Following the Battle of Tours, (Poitiers), the bastard son of Pepin and father of Charlemagne would, henceforward and forever, be known as Charles “the Hammer” Martel.
The threat was far from over in 732. New Umayyad assaults would threaten northern Europe in 736 and 739, until internal conflicts divided the Caliphate against itself, the feudal Arab Empire of the Umayyads falling to the multi-ethnic Empire of the Abbassid Caliphate of Baghdad in 750, the third Caliphate in the early history of Islam.
The reconquest of “al-Andalus” would be another 760 years, in the making. The “Golden age” of Islam ended with the sack of Baghdad in 1268 by the Mongols of Hulagu Khan, making way for the rise of the Ottoman Empire of the Seljuq Turk.
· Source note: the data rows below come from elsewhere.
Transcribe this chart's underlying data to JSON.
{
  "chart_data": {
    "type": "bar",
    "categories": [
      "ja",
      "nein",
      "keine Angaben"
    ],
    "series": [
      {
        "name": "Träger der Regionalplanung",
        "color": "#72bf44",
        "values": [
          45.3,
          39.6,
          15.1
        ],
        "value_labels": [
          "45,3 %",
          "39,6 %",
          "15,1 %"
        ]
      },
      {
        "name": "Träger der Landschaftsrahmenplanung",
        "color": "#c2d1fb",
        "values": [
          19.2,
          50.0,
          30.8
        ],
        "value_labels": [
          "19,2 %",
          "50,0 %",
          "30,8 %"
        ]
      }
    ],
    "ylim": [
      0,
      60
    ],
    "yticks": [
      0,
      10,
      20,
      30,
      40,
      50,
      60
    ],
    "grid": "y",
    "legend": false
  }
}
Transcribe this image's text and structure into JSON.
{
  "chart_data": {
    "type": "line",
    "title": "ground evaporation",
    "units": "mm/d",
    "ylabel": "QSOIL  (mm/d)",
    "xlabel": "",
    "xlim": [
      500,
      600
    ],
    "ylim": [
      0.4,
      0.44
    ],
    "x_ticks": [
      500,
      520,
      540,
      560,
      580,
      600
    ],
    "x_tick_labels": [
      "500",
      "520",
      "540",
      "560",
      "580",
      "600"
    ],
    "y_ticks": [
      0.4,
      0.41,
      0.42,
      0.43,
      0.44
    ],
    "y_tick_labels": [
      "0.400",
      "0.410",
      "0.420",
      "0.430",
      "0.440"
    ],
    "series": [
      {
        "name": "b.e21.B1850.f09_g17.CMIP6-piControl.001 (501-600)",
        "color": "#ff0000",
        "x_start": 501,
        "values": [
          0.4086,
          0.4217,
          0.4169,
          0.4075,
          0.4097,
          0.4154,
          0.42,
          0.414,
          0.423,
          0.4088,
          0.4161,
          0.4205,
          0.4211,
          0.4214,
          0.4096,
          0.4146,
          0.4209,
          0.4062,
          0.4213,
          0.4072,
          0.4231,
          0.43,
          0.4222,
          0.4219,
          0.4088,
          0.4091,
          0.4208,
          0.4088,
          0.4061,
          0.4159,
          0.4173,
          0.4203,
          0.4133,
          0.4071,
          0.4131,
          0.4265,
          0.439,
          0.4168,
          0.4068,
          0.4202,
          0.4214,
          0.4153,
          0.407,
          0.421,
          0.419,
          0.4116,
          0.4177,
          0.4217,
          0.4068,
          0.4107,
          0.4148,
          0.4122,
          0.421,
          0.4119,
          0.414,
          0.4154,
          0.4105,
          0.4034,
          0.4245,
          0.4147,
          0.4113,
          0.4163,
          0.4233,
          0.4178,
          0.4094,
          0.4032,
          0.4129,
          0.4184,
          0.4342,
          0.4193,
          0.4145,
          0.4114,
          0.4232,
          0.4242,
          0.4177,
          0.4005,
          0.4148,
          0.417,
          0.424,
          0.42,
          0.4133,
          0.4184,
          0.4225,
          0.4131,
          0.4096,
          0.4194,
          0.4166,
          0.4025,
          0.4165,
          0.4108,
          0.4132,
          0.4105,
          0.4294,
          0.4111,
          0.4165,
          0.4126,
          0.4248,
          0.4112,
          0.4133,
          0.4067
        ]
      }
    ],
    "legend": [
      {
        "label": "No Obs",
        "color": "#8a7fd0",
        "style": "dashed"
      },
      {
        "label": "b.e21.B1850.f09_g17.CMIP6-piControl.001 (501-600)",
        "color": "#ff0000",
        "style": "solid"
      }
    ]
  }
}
Forces of this “Ottoman Caliphate” conquered the last vestige of the eastern Roman empire in 1453.
Ottoman forces attempted the conquest of Europe from the east, taking Vienna under siege in 1529 and again in 1683, as well as Malta, in 1565. Famagusta, the last Christian possession in the eastern Mediterranean island nation of Cyprus, held out for eleven months, in 1570-1. 8,500 Venetian defenders, against the 200,000-strong Ottoman forces under General Lala Mustafa Pasha.
Commander Marcantonio Bragadin would be flayed alive and stuffed with straw as a grisly trophy of war, together with the heads of the Venetian commanders, Astorre Baglioni, Alvise Martinengo and Gianantonio Querini. Yet this desperate and doomed defense of the last stronghold on Cyprus bought Pope Pius V time to cobble together an anti-Ottoman “Holy League” coalition among the Catholic states of Europe. Ottoman naval power was destroyed for all time in 1571 near a place called Lepanto. The largest naval battle in Western history, since classical antiquity.
Conflict between Cross and Crescent would continue far into the future of Charles Martel, but, Christian Europe would never again, be so grievously challenged.